Hash the matrix Stilde and N of the state and memories of the players (ie. ranks for RhoRand).

is_absorbing()[source]

Try to detect if this state is absorbing, ie only one transition is possible, and again infinitely for the only child.

Warning

Still very experimental!

all_deltas()[source]

Generator that yields functions transforming state to another state.

• It is memory efficient as it is a generator.

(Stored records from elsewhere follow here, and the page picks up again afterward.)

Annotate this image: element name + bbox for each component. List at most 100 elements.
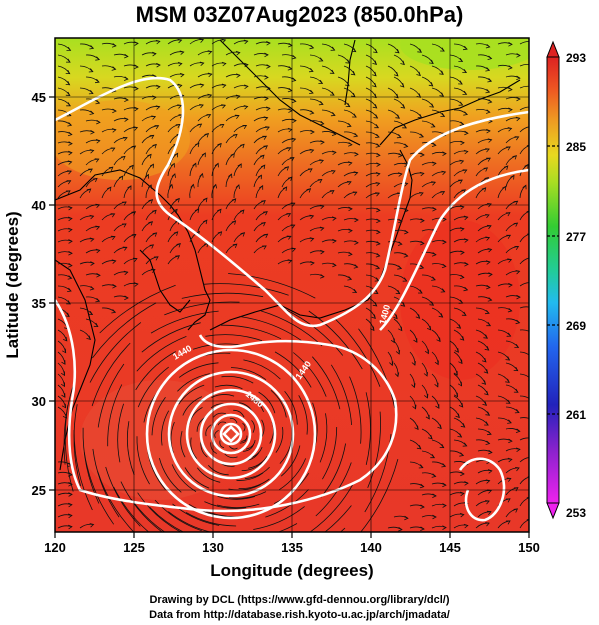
streamline xyxy=(519,145,529,155)
streamline xyxy=(513,388,519,393)
x-tick-label: 150 xyxy=(518,540,540,555)
streamline xyxy=(404,515,409,521)
streamline xyxy=(322,426,338,480)
streamline xyxy=(398,526,403,532)
streamline xyxy=(152,143,157,149)
streamline xyxy=(516,294,521,300)
streamline xyxy=(177,104,182,109)
streamline xyxy=(239,209,245,215)
streamline xyxy=(243,39,249,45)
streamline xyxy=(94,158,100,163)
streamline xyxy=(516,447,521,453)
streamline xyxy=(397,265,403,270)
streamline xyxy=(150,268,156,273)
streamline xyxy=(485,67,491,72)
streamline xyxy=(317,179,323,184)
streamline xyxy=(201,152,206,158)
streamline xyxy=(199,104,204,109)
streamline xyxy=(424,393,429,399)
colorbar-label: 261 xyxy=(566,408,586,422)
streamline xyxy=(122,246,128,251)
streamline xyxy=(131,234,137,239)
streamline xyxy=(178,362,219,378)
streamline xyxy=(440,288,446,293)
colorbar-top-arrow xyxy=(546,40,560,58)
streamline xyxy=(148,199,154,204)
streamline xyxy=(442,503,447,508)
streamline xyxy=(365,392,371,465)
streamline xyxy=(65,58,71,63)
streamline xyxy=(89,237,95,242)
streamline xyxy=(508,438,513,444)
credit-drawing: Drawing by DCL (https://www.gfd-dennou.o… xyxy=(149,594,450,606)
streamline xyxy=(519,395,529,399)
streamline xyxy=(235,94,241,100)
streamline xyxy=(242,423,246,432)
streamline xyxy=(181,292,264,299)
streamline xyxy=(68,150,73,156)
streamline xyxy=(395,289,401,295)
streamline xyxy=(424,349,429,355)
streamline xyxy=(411,361,416,366)
typhoon-ring xyxy=(145,348,317,520)
streamline xyxy=(397,241,403,246)
streamline xyxy=(95,139,101,144)
streamline xyxy=(418,464,424,469)
streamline xyxy=(164,301,240,316)
streamline xyxy=(519,306,529,309)
streamline xyxy=(263,116,269,121)
streamline xyxy=(195,142,200,148)
streamline xyxy=(353,171,359,176)
streamline xyxy=(419,483,425,489)
streamline xyxy=(221,375,254,384)
streamline xyxy=(507,457,513,463)
credit-data-source: Data from http://database.rish.kyoto-u.a… xyxy=(149,609,450,621)
streamline xyxy=(464,262,469,267)
streamline xyxy=(519,257,529,265)
streamline xyxy=(485,522,490,527)
y-tick-label: 25 xyxy=(32,483,46,498)
streamline xyxy=(68,239,73,244)
streamline xyxy=(376,152,381,158)
colorbar-label: 253 xyxy=(566,506,586,520)
streamline xyxy=(414,425,419,431)
streamline xyxy=(353,264,359,269)
streamline xyxy=(402,124,407,129)
streamline xyxy=(61,403,67,409)
streamline xyxy=(175,124,181,129)
streamline xyxy=(228,273,316,299)
streamline xyxy=(155,39,161,45)
streamline xyxy=(420,218,425,223)
streamline xyxy=(519,41,529,45)
streamline xyxy=(173,208,178,214)
streamline xyxy=(483,167,489,172)
streamline xyxy=(486,510,492,516)
streamline xyxy=(485,109,491,114)
streamline xyxy=(442,217,447,222)
streamline xyxy=(291,54,297,60)
streamline xyxy=(505,498,511,503)
streamline xyxy=(266,86,271,91)
streamline xyxy=(460,140,465,146)
streamline xyxy=(111,309,117,314)
streamline xyxy=(111,66,117,71)
streamline xyxy=(89,214,95,220)
streamline xyxy=(462,90,468,95)
streamline xyxy=(440,112,446,117)
streamline xyxy=(348,206,353,212)
streamline xyxy=(309,110,315,115)
streamline xyxy=(203,219,208,225)
streamline xyxy=(459,159,465,165)
streamline xyxy=(177,61,183,67)
streamline xyxy=(266,64,271,69)
streamline xyxy=(398,326,403,332)
streamline xyxy=(487,248,493,253)
streamline xyxy=(416,71,421,77)
streamline xyxy=(133,126,139,131)
streamline xyxy=(229,418,238,424)
streamline xyxy=(346,181,352,186)
streamline xyxy=(441,263,447,269)
streamline xyxy=(371,314,376,320)
streamline xyxy=(309,483,354,532)
streamline xyxy=(420,152,425,158)
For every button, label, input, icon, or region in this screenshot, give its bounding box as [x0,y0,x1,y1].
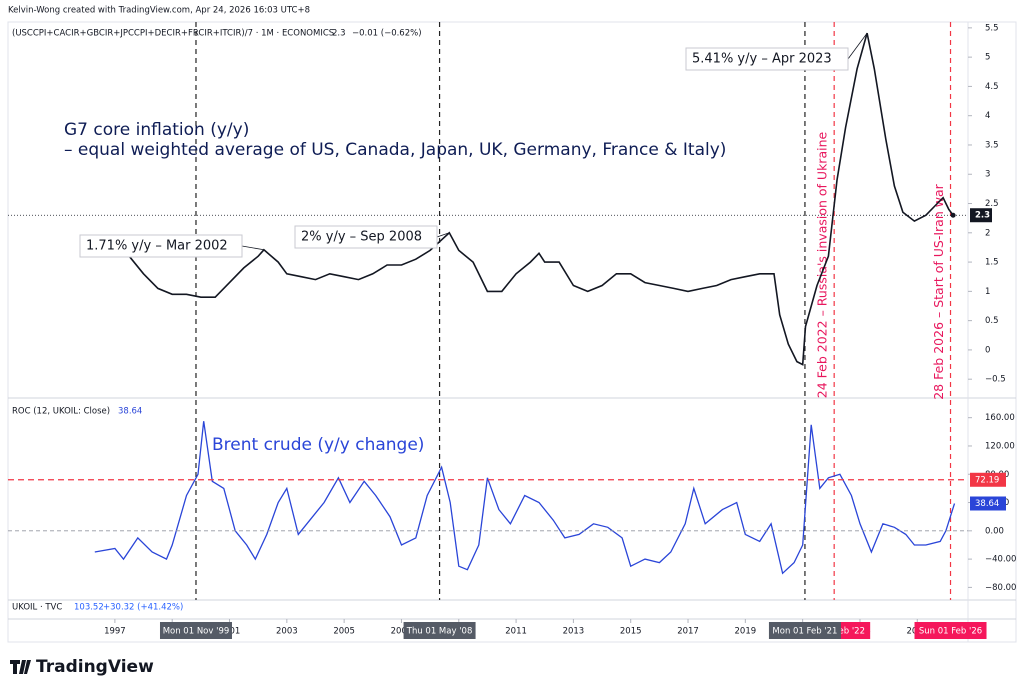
event-note: 24 Feb 2022 – Russia's invasion of Ukrai… [815,131,830,398]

• Do not convert that to a list or it might use all your system memory: each returned value is a function with code and variables inside!

__module__ = 'complete_tree_exploration_for_MP_bandits'
complete_tree_exploration_for_MP_bandits.main(depth=1, players=None, update_memories=None, mus=None, M=2, K=2, S=None, Stilde=None, N=None, Ntilde=None, find_only_N=None)[source]

Compute all the transitions, and print them.

complete_tree_exploration_for_MP_bandits.test(depth=1, M=2, K=2, S=None, Stilde=None, N=None, Ntilde=None, mus=None, debug=True, all_players=None, all_update_memories=None, find_only_N=None)[source]

Test the main exploration function for various all_players.